The Wisconsin Constitution requires that state legislative districts be compact and “that they be bounded by county, precinct, town, or ward lines where possible.” The state constitution further stipulates that state legislative districts should be contiguous.

New Voter Restrictions

from the Brennan Center 2019 Report:

New restrictions enacted in 2018: In 2018, the state passed a law limiting the early voting period and codifying certain administrative practices related to voter IDs—despite a Court order halting the state’s 2011 and 2014 attempts to limit early voting. A federal district court has blocked these new provisions, however.

New restriction(s) in place for the first time in 2016: Photo ID required to vote. Click here to see the types of ID required under Wisconsin’s law.

Background: In 2011, state lawmakers passed a restriction on individual voter registration and a law requiring photo ID to vote.

In 2014, the legislature also reduced early voting hours on weekdays and eliminated them entirely on weekends.

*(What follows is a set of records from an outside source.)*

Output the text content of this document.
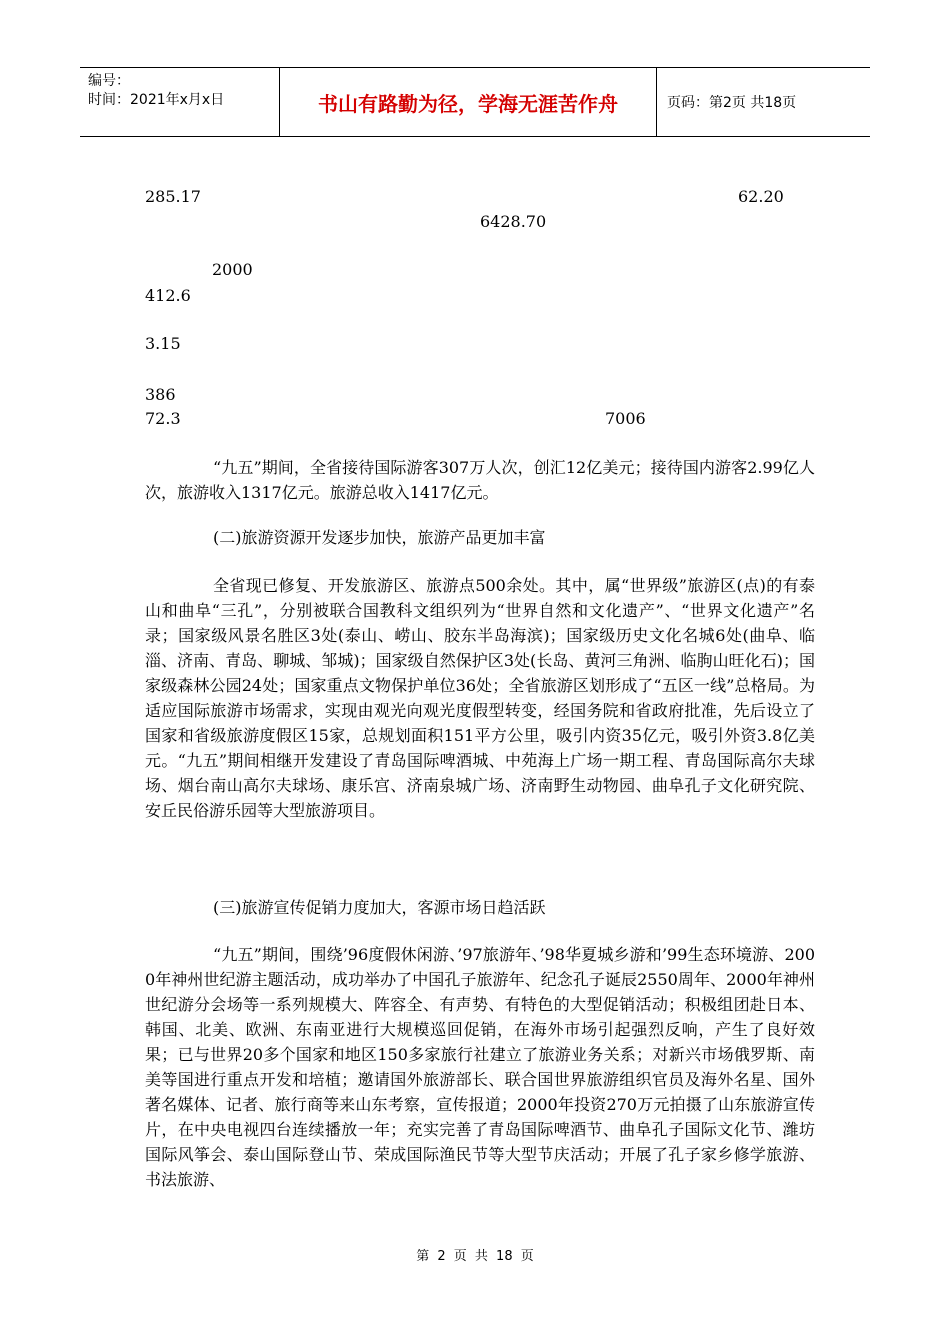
编号：
时间：2021年x月x日	书山有路勤为径，学海无涯苦作舟	页码：第2页 共18页
285.17	62.20
6428.70
2000
412.6
3.15
386
72.3	7006

“九五”期间，全省接待国际游客307万人次，创汇12亿美元；接待国内游客2.99亿人次，旅游收入1317亿元。旅游总收入1417亿元。

(二)旅游资源开发逐步加快，旅游产品更加丰富

全省现已修复、开发旅游区、旅游点500余处。其中，属“世界级”旅游区(点)的有泰山和曲阜“三孔”，分别被联合国教科文组织列为“世界自然和文化遗产”、“世界文化遗产”名录；国家级风景名胜区3处(泰山、崂山、胶东半岛海滨)；国家级历史文化名城6处(曲阜、临淄、济南、青岛、聊城、邹城)；国家级自然保护区3处(长岛、黄河三角洲、临朐山旺化石)；国家级森林公园24处；国家重点文物保护单位36处；全省旅游区划形成了“五区一线”总格局。为适应国际旅游市场需求，实现由观光向观光度假型转变，经国务院和省政府批准，先后设立了国家和省级旅游度假区15家，总规划面积151平方公里，吸引内资35亿元，吸引外资3.8亿美元。“九五”期间相继开发建设了青岛国际啤酒城、中苑海上广场一期工程、青岛国际高尔夫球场、烟台南山高尔夫球场、康乐宫、济南泉城广场、济南野生动物园、曲阜孔子文化研究院、安丘民俗游乐园等大型旅游项目。

(三)旅游宣传促销力度加大，客源市场日趋活跃

“九五”期间，围绕’96度假休闲游、’97旅游年、’98华夏城乡游和’99生态环境游、2000年神州世纪游主题活动，成功举办了中国孔子旅游年、纪念孔子诞辰2550周年、2000年神州世纪游分会场等一系列规模大、阵容全、有声势、有特色的大型促销活动；积极组团赴日本、韩国、北美、欧洲、东南亚进行大规模巡回促销，在海外市场引起强烈反响，产生了良好效果；已与世界20多个国家和地区150多家旅行社建立了旅游业务关系；对新兴市场俄罗斯、南美等国进行重点开发和培植；邀请国外旅游部长、联合国世界旅游组织官员及海外名星、国外著名媒体、记者、旅行商等来山东考察，宣传报道；2000年投资270万元拍摄了山东旅游宣传片，在中央电视四台连续播放一年；充实完善了青岛国际啤酒节、曲阜孔子国际文化节、潍坊国际风筝会、泰山国际登山节、荣成国际渔民节等大型节庆活动；开展了孔子家乡修学旅游、书法旅游、

第 2 页 共 18 页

These cuts were in effect for the first time in 2014. They are currently on hold after a July 2016 trial court decision finding the restrictions were intentionally racially discriminatory. That decision also ruled voters could obtain a free photo ID by showing up at a state DMV office.

Read more on the ongoing litigation over the photo ID and early voting restrictions, which were passed by a Republican-controlled legislature in 2011 and 2014, and signed by a GOP governor a restriction on individual voter registration and a law requiring photo ID to vote.

Voter Suppression

Wisconsin passed a “strict voter ID law” in 2011 which contained a short list of acceptable identification. This reduced voter turnout to a certain degree, but there were additional problems: Student IDs had to be less than two years old and contain a signature, the nonpartisan agency responsible for educating the public on voting rights was disbanded, and, worst of all, acceptable photo identification was frequently circumscribed on a de facto basis, i.e. numerous voters with acceptable photo identification were told that their acceptable photo identification (e.g. veteran’s photo identification, student photo identification, expired photo identification issued by a Wisconsin native American tribe) was NOT adequate. Often this was enough to discourage a citizen of Wisconsin from voting.

Additionally, while Wisconsin’s DMVs, voting registration tables, and precinct polls displayed “No birth certificate, no problem” posters (birth certificates or US passports being an alternative means of obtaining valid photo identification, the sad reality was more a case of “No birth certificate, no ballot for you.”

Wisconsin was able to replace their Republican governor in 2018, but gerrymandering kept the GOP in control of their state legislature for another two years. As a result, the tug of war over voter suppression in Wisconsin will continue.